RICTOR, involved in regulation of cell growth and survival, may be inhibited due to overproduction of proinflammatory cytokines and cell survival (Cheng et al., 2016) (Figures 4C, 9B). Regulation of microRNA has been shown in several sepsis studies, reducing inflammatory cytokines and inhibition of cellular apoptosis (Ho et al., 2016a). Our data show several immature microRNAs to be down-regulated in our tissue samples. miR-6739-3p the most regulated in our data set, involved e.g., up-regulation of the chemokine CXCL1 (GRO-α) (Figures 4C, 9B), by recruiting and activating neutrophils for microbial killing at the tissue site (Sawant et al., 2016). miR-182-5p was found to be associated with down-regulation of multiple proteins in several tissue samples, however, most extensively in heart (Figures 4C, 9B). Regulation of miR-182-5p has been observed both in metabolic pathways, in cardiomyocytes and in sepsis (Vasilescu et al., 2009; Zhang et al., 2016, 2018).

Down-regulation of the upstream regulator CD3 was most strikingly observed in the lung tissue samples. CD3, associated with T-cell receptors that activate T-lymphocytes, has also been reported to be down-regulated in blood samples from other septic shock studies (Venet et al., 2005; Cazalis et al., 2014). However slightly higher numbers of CD3 positive immunostained cells were detected in both lungs and heart from meningococcal septic shock patients as compared to controls (Table 2).

Conclusions

Our study demonstrates that organismal death and multiple defense mechanisms, both pro-and anti-inflammatory, were heavily activated in tissue samples from our patients. Genes associated with several non-inflammatory pathways related to basic metabolism and energy production showed reduced expression. These observations possibly represent a complex preprogrammed response to the massive amounts of meningococci in order to balance the homeostasis in the inflamed organs.

Septic lungs showed the most extensive gene expression changes whereas tissues from the spleen revealed, unexpectedly, fewer regulated genes. The different organs showed a quite specific transcriptional signature. These signatures reflect the activation of thousands of specific genes in resident cells and of immune cells attracted to the different organs from the circulation. Collectively they represent the cellular mRNA “fingerprint” associated with a lethal outcome in meningococcal septic shock and multiple organ failure induced by the massive proliferation of N. meningitidis. The results suggest that the acute organ failure is a combined effect of multiple genes being up- or down-regulated in concert and not changes in one single pathway. Future studies will add details that may explain more clearly the contribution of protein-coding and non-coding RNA transcripts in the pathophysiology of meningococcal septic shock and possibly identify new intervention methods.
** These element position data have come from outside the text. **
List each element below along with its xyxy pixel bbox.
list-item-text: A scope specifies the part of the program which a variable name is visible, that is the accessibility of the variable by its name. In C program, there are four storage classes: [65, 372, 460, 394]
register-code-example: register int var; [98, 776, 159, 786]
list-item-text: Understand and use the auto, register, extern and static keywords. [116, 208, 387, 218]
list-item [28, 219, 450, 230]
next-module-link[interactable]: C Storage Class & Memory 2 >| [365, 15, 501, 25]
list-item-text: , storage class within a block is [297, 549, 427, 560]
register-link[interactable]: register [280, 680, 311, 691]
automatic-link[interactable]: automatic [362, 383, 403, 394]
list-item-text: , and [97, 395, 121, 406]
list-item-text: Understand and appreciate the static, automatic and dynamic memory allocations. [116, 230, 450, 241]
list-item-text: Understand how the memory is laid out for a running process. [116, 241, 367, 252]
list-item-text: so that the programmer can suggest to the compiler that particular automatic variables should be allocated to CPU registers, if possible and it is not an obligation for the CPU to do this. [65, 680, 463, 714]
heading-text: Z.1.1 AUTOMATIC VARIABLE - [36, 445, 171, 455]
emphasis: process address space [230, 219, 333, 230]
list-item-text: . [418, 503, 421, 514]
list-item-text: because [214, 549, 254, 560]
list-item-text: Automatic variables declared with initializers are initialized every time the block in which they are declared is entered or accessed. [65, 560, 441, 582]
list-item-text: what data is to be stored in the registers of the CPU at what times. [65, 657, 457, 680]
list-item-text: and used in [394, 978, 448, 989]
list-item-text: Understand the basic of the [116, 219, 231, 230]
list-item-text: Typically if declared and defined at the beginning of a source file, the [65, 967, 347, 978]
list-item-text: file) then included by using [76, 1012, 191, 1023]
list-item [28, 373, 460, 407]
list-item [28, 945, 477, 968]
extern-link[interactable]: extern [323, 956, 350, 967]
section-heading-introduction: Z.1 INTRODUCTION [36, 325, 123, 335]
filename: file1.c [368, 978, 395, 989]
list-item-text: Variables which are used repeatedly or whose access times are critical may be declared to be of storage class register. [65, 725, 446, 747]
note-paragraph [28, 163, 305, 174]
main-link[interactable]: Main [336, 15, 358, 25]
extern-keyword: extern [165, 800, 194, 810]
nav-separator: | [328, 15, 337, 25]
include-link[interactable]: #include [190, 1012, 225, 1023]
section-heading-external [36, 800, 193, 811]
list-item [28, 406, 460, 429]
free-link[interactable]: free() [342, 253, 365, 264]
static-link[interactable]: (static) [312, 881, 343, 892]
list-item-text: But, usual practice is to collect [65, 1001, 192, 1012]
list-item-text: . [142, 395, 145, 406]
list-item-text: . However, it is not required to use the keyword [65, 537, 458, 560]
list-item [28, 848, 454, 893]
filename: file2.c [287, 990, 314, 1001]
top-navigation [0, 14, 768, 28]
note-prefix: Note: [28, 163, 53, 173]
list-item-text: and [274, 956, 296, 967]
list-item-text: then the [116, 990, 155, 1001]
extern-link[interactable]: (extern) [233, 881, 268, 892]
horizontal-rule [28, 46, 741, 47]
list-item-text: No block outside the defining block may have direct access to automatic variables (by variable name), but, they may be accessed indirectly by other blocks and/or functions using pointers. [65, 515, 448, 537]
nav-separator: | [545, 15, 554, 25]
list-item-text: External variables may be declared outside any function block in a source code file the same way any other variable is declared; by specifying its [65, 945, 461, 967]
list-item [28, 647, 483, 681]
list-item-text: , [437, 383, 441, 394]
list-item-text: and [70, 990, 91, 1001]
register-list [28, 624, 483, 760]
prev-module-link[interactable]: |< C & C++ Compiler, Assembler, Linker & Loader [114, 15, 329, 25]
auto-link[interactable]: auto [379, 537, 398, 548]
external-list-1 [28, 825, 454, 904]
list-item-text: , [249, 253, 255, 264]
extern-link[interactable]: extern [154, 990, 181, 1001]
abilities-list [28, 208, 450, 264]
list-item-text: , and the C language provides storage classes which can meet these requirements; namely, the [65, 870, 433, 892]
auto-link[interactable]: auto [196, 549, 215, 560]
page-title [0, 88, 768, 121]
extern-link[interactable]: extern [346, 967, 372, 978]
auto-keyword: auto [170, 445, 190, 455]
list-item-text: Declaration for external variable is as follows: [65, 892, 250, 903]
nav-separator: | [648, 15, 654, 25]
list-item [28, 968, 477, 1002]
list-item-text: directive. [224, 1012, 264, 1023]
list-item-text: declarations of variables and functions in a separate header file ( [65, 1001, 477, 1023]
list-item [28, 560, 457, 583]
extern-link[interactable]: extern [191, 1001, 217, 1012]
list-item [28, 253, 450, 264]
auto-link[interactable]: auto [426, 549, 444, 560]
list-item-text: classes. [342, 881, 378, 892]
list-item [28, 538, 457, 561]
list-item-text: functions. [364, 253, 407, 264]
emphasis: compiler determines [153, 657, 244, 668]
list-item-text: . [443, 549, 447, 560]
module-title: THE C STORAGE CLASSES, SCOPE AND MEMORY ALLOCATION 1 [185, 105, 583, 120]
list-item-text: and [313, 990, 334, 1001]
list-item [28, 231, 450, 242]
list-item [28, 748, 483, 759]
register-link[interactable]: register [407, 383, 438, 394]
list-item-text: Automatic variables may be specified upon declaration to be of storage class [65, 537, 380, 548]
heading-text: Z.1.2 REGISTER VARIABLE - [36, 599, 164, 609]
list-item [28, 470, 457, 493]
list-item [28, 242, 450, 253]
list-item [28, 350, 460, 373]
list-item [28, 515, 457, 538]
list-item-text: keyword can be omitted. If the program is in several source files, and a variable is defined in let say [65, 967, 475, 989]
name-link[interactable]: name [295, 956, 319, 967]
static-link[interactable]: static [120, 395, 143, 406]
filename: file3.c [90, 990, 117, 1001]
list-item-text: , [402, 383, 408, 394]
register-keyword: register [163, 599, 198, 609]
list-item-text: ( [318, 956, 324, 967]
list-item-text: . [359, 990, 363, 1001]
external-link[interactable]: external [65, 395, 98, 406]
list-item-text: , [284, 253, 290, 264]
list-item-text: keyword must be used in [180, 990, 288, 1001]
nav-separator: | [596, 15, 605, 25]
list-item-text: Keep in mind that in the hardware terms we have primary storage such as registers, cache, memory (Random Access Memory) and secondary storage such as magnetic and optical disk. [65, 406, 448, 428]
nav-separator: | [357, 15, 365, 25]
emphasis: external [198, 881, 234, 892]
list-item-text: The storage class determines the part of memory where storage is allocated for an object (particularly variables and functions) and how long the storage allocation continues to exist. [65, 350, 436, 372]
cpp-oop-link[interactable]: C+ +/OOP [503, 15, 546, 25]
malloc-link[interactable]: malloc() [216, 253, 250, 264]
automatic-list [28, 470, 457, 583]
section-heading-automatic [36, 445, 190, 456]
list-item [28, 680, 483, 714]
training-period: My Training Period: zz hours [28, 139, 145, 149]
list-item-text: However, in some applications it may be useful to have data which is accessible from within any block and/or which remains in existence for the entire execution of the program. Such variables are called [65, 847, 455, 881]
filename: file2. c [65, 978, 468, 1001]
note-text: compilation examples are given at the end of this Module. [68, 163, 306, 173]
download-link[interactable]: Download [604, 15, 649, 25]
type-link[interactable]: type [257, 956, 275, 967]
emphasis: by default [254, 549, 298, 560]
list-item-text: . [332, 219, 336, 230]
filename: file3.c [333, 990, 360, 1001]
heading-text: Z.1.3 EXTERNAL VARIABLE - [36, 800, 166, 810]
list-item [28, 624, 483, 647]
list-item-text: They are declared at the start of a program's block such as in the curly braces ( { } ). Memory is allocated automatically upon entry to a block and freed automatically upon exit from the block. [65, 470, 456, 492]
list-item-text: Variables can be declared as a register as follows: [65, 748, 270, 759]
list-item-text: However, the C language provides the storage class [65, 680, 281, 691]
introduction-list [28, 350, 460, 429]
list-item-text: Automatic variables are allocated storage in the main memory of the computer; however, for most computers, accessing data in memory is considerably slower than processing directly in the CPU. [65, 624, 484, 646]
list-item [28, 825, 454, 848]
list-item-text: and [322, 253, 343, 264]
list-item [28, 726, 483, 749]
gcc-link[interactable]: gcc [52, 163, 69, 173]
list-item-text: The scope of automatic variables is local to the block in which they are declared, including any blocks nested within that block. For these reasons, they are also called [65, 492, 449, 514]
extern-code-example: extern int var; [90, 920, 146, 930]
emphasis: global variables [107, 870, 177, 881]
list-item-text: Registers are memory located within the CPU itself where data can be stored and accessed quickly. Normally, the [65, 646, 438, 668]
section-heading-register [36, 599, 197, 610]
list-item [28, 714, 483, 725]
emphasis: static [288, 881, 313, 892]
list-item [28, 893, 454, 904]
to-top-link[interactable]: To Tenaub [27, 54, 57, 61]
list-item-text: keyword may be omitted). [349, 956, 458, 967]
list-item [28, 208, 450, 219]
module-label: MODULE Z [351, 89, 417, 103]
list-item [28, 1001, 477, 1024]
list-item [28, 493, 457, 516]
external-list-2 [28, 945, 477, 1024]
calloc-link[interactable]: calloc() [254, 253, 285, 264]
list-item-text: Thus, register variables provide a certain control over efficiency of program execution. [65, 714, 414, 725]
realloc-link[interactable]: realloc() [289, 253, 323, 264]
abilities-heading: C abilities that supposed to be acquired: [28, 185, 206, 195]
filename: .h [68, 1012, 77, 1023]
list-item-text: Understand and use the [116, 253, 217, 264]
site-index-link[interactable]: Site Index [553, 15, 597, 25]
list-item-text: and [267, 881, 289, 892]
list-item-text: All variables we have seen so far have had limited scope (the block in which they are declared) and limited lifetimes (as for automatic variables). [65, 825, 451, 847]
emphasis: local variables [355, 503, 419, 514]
Data Availability Statement

The datasets supporting the conclusions of this article are available in the Gene Expression Omnibus (GEO) repository https://www.ncbi.nlm.nih.gov/geo/ under the identifier GSE141864 in accordance with minimum information about a microarray experiment (MIAME) standards.

Ethics Statement

The study was approved by the Regional Medical Ethical Committee of South East Norway (2011/1413C Translational research, meningococcal disease and 2011/753 Studies of invasive meningococcal and pneumococcal disease). The patients' samples were collected after informed consent from patient parents or relatives and according to the Helsinki declaration. The Director of Public Prosecutions approved the use of forensic material for this research.

Author Contributions

BB, RØ, PB, BH, JB, UG, OO, EL, and IG conceptualized and designed the study. EL and BH contributed with patient data and paraffin blocks from their hospital. BB, IG, EL, and RØ performed the laboratory experiments. BB, RØ, and PB performed the statistical analysis and drafted the manuscript. BB and OO performed the data analysis. BB, RØ, PB, JB, BH, UG, EL, and IG critically revised the manuscript. RØ, PB, and JB supervised the study. All authors read and approved the final manuscript.

Conflict of Interest

The authors declare that the research was conducted in the absence of any commercial or financial relationships that could be construed as a potential conflict of interest.